Tom Barrack promotes Middle East trade alignment cutting out Israel
The U.S. ambassador to Turkey floated an overland route for regional trade centered on Iraq, sidelining the India-Middle East-Europe Economic Corridor meant to run through Israel
Photo by Andrew Harnik/Getty Images
U.S. Ambassador to Turkey Thomas Barrack attend a meeting with U.S. President Donald Trump and Prime Minister of Iraq Ali al-Zaidi in the Oval Office of the White House on July 14, 2026 in Washington, D.C.
U.S. Ambassador to Turkey Tom Barrack on Friday promoted a new regional trade and security alignment in the Middle East centered around Iraq, Turkey and neighboring Arab states, appearing to sideline a similar regional project including Israel.
Speaking at the U.S.-Iraq Business Summit, Barrack told attendees that Iraqi Prime Minister Ali al-Zaidi, who visited with President Donald Trump at the White House this week, is considering a transformative agreement “that will make the Strait of Hormuz” — which has been effectively shut down due to the Iran war and continued hostilities — an “afterthought in two years” by shifting trade that usually passes through the waterway to overland routes.

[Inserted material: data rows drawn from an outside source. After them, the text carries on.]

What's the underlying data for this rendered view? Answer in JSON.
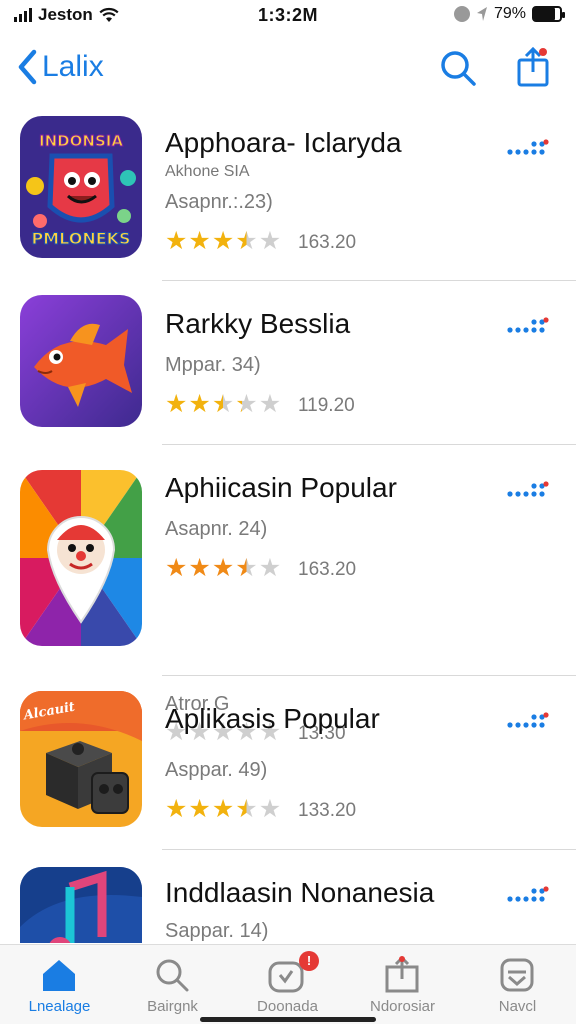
{
  "status_bar": {
    "carrier": "Jeston",
    "time": "1:3:2M",
    "battery": "79%",
    "battery_level": 0.79
  },
  "nav": {
    "back_label": "Lalix",
    "search_icon": "search-icon",
    "share_icon": "share-icon"
  },
  "apps": [
    {
      "name": "Apphoara- Iclaryda",
      "subtitle": "Akhone SIA",
      "meta": "Asapnr.:.23)",
      "rating_count": "163.20",
      "stars": [
        1,
        1,
        1,
        0.5,
        0
      ],
      "icon_text_top": "INDONSIA",
      "icon_text_bottom": "PMLONEKS",
      "icon": "game-icon"
    },
    {
      "name": "Rarkky Besslia",
      "meta": "Mppar. 34)",
      "rating_count": "119.20",
      "stars": [
        1,
        1,
        0.5,
        0.3,
        0
      ],
      "icon": "fish-icon"
    },
    {
      "name": "Aphiicasin Popular",
      "meta": "Asapnr. 24)",
      "rating_count": "163.20",
      "stars": [
        1,
        1,
        1,
        0.5,
        0
      ],
      "star_color": "#f08a17",
      "extra_meta": "Atror G",
      "extra_rating_count": "13:30",
      "extra_stars": [
        0,
        0,
        0,
        0,
        0
      ],
      "icon": "clown-pin-icon"
    },
    {
      "name": "Aplikasis Popular",
      "meta": "Asppar. 49)",
      "rating_count": "133.20",
      "stars": [
        1,
        1,
        1,
        0.5,
        0
      ],
      "icon_text_top": "Alcauit",
      "icon": "box-game-icon"
    },
    {
      "name": "Inddlaasin Nonanesia",
      "meta": "Sappar. 14)",
      "icon": "music-icon"
    }
  ],
  "more_icon": "more-dots-icon",
  "tabs": [
    {
      "label": "Lnealage",
      "icon": "home-icon",
      "active": true
    },
    {
      "label": "Bairgnk",
      "icon": "search-icon",
      "active": false
    },
    {
      "label": "Doonada",
      "icon": "apps-icon",
      "active": false,
      "badge": "!"
    },
    {
      "label": "Ndorosiar",
      "icon": "updates-icon",
      "active": false
    },
    {
      "label": "Navcl",
      "icon": "profile-icon",
      "active": false
    }
  ],
  "colors": {
    "accent": "#1a7de3",
    "star": "#f2b20e",
    "star_orange": "#f08a17",
    "badge": "#e53935"
  }
}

“What this young leader [al-Zaidi] has in mind — aligned with Syria, Jordan, Turkey, Lebanon, Egypt — is a program that will make the Strait of Hormuz an afterthought in two years,” Barrack said. “We’re going from just-in-time delivery on boats through these minor straits to just-in-case delivery going the other way.”
The proposal appears to serve as an alternative framework to the stalled India-Middle East-Europe Economic Corridor (IMEC), which has faced roadblocks following regional turmoil and the Oct. 7, 2023, Hamas terror attacks. While the original IMEC agreement included Israel as a vital transit point connecting India to Europe via the UAE and Saudi Arabia, the newly envisioned corridor relies instead on a coalition featuring Syria, Lebanon and Jordan.
The State Department also released a statement on Friday welcoming the announcement of cooperation between Iraq and Syria on the “rehabilitation and reconstruction of the Iraq-Syria crude oil pipeline as a priority infrastructure project of bilateral and regional strategic significance.”
“We feel the chaos on one side, but actually, what’s happened is a brilliant realignment of security and strategic alliances in the region,” Barrack said in his remarks, with “Iraq being at the forefront of a new strategic security alliance.”
Barrack praised Trump for recognizing the necessity of working with localized “strong leaders” rather than enforcing Western-style regime change, which he admitted has historically failed.
“The connectivity of what can happen is mind-boggling,” he continued. “So, if we now take from Turkey, Azerbaijan, to Turkmenistan through Central Asia, the amount of gas that can be sent the other way towards Europe through commerce, we’re starting to find a way to create a different fabric.”